林玄清放下茶碗。刘家村那两个兄弟,他上次在村里调查黄鼠狼精的时候,没有人提过这两个名字。但他们既然回了刘家村养病,说明刘里正一定知道他们住在哪里。
“王师爷。”林玄清从供桌上拿起纸笔,飞快地写了一张便条,“烦你跑一趟刘家村,把这张便条交给刘里正。让他安排人把那两兄弟送到青云观来。如果病重的那位走不动,就用牛车拉上来。”
王师爷接过便条,却没有马上起身。他把茶碗端起来又放下,犹豫了一下,然后从怀里掏出一样东西放在桌上。
是一枚铜钱。
铜钱很旧,表面磨得发亮,能看出被人在手里反复摩挲过。铜钱的一面刻着“福”字,笔画歪歪扭扭,和清风拜师时送的那枚铜钱像是一个模子刻出来的。
“道长肯定想问我,这枚铜钱是哪里来的。”王师爷的手指搭在铜钱边缘,声音压得很低,“三天前,有人在县衙门口等清风的那个陌生人,是下官安排的人。”
正殿里安静了一瞬。
林玄清抬起眼看着他,没有说话。
“下官姓王,王守拙,青石镇人。
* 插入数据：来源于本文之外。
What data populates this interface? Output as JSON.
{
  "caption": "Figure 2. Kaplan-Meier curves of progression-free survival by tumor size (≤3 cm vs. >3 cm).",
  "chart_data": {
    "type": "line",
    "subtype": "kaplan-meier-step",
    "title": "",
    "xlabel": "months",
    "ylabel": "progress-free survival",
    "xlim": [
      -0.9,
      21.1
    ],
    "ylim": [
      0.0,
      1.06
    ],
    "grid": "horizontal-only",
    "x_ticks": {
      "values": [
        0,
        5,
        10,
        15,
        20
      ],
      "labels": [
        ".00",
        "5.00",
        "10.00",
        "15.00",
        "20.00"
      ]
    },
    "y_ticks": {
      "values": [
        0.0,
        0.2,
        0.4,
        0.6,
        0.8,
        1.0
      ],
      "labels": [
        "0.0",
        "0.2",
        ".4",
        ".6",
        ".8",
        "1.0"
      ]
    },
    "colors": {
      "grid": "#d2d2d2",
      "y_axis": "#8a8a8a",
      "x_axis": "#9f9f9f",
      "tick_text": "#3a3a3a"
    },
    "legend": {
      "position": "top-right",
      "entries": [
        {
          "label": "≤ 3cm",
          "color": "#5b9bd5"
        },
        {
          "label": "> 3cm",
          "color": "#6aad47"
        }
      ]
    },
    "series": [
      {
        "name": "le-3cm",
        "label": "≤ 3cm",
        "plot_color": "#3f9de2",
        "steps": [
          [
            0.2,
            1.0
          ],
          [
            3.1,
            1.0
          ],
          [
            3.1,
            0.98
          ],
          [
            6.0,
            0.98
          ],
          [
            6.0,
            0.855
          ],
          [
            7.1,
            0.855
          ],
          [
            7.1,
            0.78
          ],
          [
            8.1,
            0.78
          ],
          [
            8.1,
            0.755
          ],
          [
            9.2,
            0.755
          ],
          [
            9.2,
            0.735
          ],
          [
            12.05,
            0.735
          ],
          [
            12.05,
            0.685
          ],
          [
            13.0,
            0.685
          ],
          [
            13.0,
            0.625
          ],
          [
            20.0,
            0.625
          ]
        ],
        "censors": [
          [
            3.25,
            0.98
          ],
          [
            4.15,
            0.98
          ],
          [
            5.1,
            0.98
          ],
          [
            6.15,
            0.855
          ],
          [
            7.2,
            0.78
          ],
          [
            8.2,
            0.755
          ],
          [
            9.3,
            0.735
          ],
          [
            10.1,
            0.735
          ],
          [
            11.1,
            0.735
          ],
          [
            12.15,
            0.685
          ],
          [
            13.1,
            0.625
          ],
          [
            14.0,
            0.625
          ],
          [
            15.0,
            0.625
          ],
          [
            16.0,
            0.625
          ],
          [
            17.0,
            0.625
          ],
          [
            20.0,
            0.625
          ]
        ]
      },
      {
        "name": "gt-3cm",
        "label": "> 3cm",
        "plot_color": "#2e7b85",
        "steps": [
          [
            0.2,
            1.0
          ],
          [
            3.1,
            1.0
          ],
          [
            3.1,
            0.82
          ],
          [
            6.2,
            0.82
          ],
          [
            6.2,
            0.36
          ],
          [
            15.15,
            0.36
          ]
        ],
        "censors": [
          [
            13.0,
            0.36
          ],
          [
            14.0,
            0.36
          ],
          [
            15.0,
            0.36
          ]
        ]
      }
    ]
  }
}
”王师爷用指尖慢慢转动铜钱,看着它在桌面上缓缓打转,“二十六岁中秀才,三十二岁进县衙当书吏,三十八岁升师爷,如今五十有三,这辈子大概就是做到师爷为止了。不过下官这一辈子,能有今天,全靠一个人——沈县令。”
他没有等到林玄清开口,自顾自地说了下去。
“下官当书吏的时候,做事还算灵光,但做人不太会转弯。有一次得罪了前任县太爷的小舅子,差点被革了差事,是沈县令保了我。后来沈县令调到青城县当知县,点名把下官从书吏提成了师爷。这份知遇之恩,下官这辈子报不完。沈县令得病这三年,下官找遍了青城县所有的郎中,能请到的都请了,能试的药方都试了,一点用都没有。直到道长在刘家村治好了瘴气,下官才看到了希望。但下官不敢直接去请道长——道长那时候连地契都是刚补办的,官面上谁也不认识,下官贸然去请,怕给道长惹麻烦。”
林玄清端起茶碗,抿了一口。
“后来您主动揭了悬赏告示。下官趁着去送案卷的机会,私下加了二两添头——那二两银子不是衙门的钱,是下官自己掏的。下官想的是,不管您能不能捉住黄鼠狼精,至少不能让道长白跑一趟。结果您不止捉住了妖,还根治了乱葬岗几十年的瘴气,县太爷高兴得当天晚上喝了三杯酒——他病后极少喝酒,那一晚喝完没有犯病,下官就知道,终于找对人了。”